Heavenly white grape varieties that may not be in your immediate vernacular include:

  • Chenin Blanc, also known as Pineau de la Loire, is one of the most heralded and versatile white French grapes. Chenin is the darling of the Anjou region, and though it starts off acidic and is slow to mature, the resulting gems make outstanding sparkling and dessert wines. The finest emerge from the illustrious Loire Valley region, and generally, Chenin’s are not blended. Occasionally, however, winemakers will add up to 20% Chardonnay or Sauvignon Blanc varieties, and the notable aromas include quince, cinnamon, and apple. This variety is grown in many other nations, but the extremely versatile climate of the Loire Valley couldn’t be more ideal for cultivating the delicious Chenin grape.
  • Clairette Blanc, grown mostly in the Provence area and Rhone, France, is one of the oldest grape varieties. It is most often used to make vermouth, as it produces a high level of alcohol and a lower level of acidity. Once upon a time, this was a revered trait, but nowadays, most consider it a fault. It’s also used most successfully to make crisp sparkling wines, muscats, and for the famous Clairette de Die in the Drome. The prominent aromas of Clairette Blanc are apricots and peaches.

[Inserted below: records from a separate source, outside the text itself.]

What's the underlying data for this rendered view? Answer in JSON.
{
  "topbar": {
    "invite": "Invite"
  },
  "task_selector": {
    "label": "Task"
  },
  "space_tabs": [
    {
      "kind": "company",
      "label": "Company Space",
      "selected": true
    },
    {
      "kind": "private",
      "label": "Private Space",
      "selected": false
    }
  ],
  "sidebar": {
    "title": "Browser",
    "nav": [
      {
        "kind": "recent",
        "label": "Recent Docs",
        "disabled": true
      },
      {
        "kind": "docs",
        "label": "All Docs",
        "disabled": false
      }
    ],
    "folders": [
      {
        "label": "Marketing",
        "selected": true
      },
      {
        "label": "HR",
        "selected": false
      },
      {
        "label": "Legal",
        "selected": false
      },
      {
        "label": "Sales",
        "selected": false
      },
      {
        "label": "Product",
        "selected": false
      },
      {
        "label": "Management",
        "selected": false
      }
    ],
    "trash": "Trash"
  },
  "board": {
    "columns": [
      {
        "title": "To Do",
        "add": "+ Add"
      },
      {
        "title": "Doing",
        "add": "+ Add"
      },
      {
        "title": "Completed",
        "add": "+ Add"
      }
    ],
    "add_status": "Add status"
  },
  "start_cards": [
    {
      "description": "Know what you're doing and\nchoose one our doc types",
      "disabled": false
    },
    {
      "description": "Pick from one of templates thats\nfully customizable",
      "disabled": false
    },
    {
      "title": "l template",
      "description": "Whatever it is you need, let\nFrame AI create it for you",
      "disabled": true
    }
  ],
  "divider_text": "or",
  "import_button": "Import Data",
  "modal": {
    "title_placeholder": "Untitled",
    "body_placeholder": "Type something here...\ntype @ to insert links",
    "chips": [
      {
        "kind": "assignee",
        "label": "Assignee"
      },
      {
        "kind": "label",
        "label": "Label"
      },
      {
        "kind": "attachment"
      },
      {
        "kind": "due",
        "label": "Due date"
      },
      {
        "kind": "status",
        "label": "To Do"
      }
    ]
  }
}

Lesser-known but equally luscious red grape varieties include:

  • Cinsault, the fourth most widely planted grape in France, is originally an old variety of grape from the “heel” region of Italy. Today, it’s cultivated in the Languedoc and Roussillion areas of France, and has received a little more love in recent times from individuals interested in reviving old varieties. Cinsault is normally blended with grapes like the Pinot Noir and Grenache, and it produces large, sweetly juicy grains. The aromas include the whole family of succulent red fruits and berries.
  • Gamay holds the distinction of being the only grape included in the heavenly Beaujolais wines. It’s a deeply purple-colored fruit that most likely originated as a mutation of Pinot Noir. Mentions of Gamay go all the way back to the 1400’s, but eventually, the production of this grape came about more due to abundance rather than quality. The Gamay has one of the most instantly distinctive flavors, however, exuding an intense cranberry aroma, with strawberry, cherry, and spice notes as well.

Remember these delightful and somewhat exotic varieties the next time you’re at your local wine store, and experience another side to French winemaking. While grapes like Gamay and Clairette Blanc may never trump your tried and true favorites, you may experience a coveted wine epiphany, right where you least expected it.